What is the basic case for the aim of an international revolutionary democratic communist party? It starts with Marx, who first made the case for communism. He was a communist who wrote the Communist manifesto and set up the Communist League. It was an international organisation, not a British one.

Of course, we live in the aftermath of the Russian Revolution, and the expropriation of the aim of communism by Stalinism. After 86 years of counterrevolution, we cannot simply speak as if we are blind to the massive crimes carried out in the name of communism. If we are to reclaim communism by creating a new version for the 21st century, we have to get back to Marx and the working class.

First, the working class is an international class and can only become self-conscious of this through the formation of an international party. An international party is not an optional extra, but fundamental to the working class becoming a class for itself. This point is nothing new and has been made many times before by past leaders of the communist movement.

The same argument about the nature of the working class applies to the term 'revolutionary democratic'. The working class is both a revolutionary and a democratic class. The working class is the only class whose liberation involves the fight for democracy in the here and now and which constitutes itself as a class for itself through its own democratic self-organisation.

None of this depends on whether Marx was a 'Marxist' or is better described as a communist. The fact is that by describing the party in the way we are proposing it makes it abundantly clear what we are talking about. Marx will forever be associated with the idea of an international party, a revolutionary democratic approach to politics and the aim of communism.

In this Marx was representing in a more profound way the character of the working class, as it would become through the class struggle. The struggle for an international revolutionary democratic communist party is about finally freeing ourselves from the legacy of Stalinism and British Trotskyism. That should be the real aim of the CMP.

I called the proposed party aim as 'new communist', as opposed to the old Marxism of Stalinism or Trotskyism. On the one hand, it takes from Trotskyism the emphasis on an international (or world) party. On the other hand, it takes the term 'communist', usually associated with Stalinism. However, this synthesis is not simply a summation. It includes the key words, 'revolutionary democratic' - associated with the Revolutionary Democratic Group and the CPGB - as a break with orthodox Trotskyism and any kind of Stalinism.

The conference settled the dispute between the CPGB and the DSA. However, I think it will prove to be more significant than that. We have ended the first stage of the campaign by surviving it. All the debris from the previous stage was in effect cleared away. The manifestos and programmes were voted down. Although the attempt to withdraw the call for fusion was defeated by the CPGB, it is dead in the water, at least for now.

The new - an international communist party and the need for a research agenda - are up and running. On the international communist party question the vote for it was 300% higher than predicted. Hillel himself endorsed the need for a research agenda in the conference and ten comrades backed it as well. In addition Hillel said he was not necessarily against the formulation on the party. When the dust has settled, the merits of both these arguments will become more obvious.

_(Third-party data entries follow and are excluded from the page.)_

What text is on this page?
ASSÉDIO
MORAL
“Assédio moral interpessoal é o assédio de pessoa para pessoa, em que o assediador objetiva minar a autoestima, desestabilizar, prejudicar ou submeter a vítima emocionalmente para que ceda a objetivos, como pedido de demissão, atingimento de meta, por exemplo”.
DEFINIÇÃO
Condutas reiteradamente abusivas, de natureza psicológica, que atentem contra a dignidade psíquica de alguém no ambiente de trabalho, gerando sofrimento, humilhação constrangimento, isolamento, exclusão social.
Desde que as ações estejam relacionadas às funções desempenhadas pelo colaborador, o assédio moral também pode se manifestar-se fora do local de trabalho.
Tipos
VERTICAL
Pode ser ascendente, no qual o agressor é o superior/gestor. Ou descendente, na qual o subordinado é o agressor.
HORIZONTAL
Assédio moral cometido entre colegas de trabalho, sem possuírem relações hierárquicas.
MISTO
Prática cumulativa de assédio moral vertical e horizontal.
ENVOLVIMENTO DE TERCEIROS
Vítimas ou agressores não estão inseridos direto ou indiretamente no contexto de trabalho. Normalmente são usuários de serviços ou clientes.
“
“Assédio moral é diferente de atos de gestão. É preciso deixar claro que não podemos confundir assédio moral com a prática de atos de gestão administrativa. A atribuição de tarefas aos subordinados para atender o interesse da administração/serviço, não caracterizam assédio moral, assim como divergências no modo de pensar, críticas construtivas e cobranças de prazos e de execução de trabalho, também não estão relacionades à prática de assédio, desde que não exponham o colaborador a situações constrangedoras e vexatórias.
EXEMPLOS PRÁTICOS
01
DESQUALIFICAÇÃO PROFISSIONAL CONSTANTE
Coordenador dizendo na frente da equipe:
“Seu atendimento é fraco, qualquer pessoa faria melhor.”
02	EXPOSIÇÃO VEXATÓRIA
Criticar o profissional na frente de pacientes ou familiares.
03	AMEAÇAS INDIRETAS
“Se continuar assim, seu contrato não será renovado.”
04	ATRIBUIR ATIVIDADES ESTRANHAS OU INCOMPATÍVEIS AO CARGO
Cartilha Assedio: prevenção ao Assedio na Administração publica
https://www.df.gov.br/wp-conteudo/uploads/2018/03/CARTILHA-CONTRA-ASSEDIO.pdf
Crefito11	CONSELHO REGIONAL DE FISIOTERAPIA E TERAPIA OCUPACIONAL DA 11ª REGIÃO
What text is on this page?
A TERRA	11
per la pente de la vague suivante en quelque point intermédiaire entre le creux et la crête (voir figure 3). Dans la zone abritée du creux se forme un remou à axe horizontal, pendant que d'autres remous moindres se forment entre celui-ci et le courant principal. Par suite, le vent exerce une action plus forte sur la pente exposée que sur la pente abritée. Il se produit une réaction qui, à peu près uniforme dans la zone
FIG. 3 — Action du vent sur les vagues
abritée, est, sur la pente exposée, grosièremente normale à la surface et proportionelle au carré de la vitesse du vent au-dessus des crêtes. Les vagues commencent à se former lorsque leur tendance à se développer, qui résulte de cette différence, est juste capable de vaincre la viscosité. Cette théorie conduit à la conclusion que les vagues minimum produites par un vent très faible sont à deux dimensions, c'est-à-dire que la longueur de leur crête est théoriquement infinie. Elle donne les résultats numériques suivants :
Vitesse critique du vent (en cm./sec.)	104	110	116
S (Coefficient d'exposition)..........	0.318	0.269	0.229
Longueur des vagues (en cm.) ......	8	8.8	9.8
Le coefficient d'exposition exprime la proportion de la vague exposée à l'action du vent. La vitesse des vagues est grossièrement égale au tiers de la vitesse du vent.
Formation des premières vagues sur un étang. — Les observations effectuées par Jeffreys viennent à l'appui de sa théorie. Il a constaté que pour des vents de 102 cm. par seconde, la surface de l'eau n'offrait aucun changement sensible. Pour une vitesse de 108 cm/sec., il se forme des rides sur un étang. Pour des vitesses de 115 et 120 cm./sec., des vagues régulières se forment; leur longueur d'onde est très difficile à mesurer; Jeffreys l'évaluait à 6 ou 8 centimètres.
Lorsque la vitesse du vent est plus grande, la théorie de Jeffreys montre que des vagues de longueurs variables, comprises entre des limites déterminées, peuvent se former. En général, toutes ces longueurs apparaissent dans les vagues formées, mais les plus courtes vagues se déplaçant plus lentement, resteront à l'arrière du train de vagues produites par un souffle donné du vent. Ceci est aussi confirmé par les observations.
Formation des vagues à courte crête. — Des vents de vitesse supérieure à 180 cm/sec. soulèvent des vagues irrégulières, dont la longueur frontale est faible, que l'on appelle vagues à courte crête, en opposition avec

The CMP was launched on a rocket of hype and high expectations. To survive we now have to wake up, and more importantly sober up. John Pearson, famous for doggedly sticking to what we agreed no matter how disastrous, spotted that we had retreated from the original positions adopted by the campaign. Of course, he is right. Only John would have spotted it. In truth we have gone backwards to save the campaign from the consequences of its own inflated expectations. We retreated to a better position from which we can now advance. This is why the conference was also a small step forward.